What? No. These aren't my requirements.

The answer to everything put forward by myself and others on my side of the debate has been, "The wizard has spells to do this." And at least one person gave an example of the wizard ending 8 encounters by using 8 spells where the enemies missed all of their saves. And of course all of that is predicated on the wizard always having the exact right spell for every situation memorized and with a slot available. It's a bunch of poppycock, so I want to see this mythical wizard actually constructed.

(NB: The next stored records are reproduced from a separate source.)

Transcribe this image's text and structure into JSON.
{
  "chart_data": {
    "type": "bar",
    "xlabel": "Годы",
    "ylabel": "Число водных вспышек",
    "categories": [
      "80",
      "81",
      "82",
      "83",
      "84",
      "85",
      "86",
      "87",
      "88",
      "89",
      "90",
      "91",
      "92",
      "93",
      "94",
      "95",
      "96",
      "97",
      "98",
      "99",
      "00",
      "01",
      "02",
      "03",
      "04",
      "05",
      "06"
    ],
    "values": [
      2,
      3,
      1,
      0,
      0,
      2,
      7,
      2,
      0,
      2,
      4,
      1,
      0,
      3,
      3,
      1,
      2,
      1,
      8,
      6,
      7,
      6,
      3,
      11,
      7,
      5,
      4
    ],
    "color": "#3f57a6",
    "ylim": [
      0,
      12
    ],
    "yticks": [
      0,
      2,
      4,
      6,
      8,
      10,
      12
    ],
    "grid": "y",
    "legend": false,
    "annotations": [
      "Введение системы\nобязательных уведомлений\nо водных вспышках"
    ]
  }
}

I consider a wizard overpowered if a party of 3 wizards finds it easier to complete a 9th to 20th level adventure than a party consisting of a fighter, a cleric, a rogue and a wizard.

Note: I freely admit that while 5e gives wizards many options for buffing, debuffing, multi-damage, single damage and utility, it does not give them many options for in-combat healing.
Which is huge. Wizards are squishy and easy to hit, and high level things save a lot and do lots of damage. I'd love a party of 3 wizards. Right now the party I DM for is 1 wizard(Scribe), 1 sorcerer, 1 warlock and 1 bard. The wizard and sorcerer get knocked out routinely. If it wasn't for the bard and his healing, they wouldn't get back up again. The warlock goes down less often, but it's still fairly common. The bard is what has kept the group from TPKing multiple times.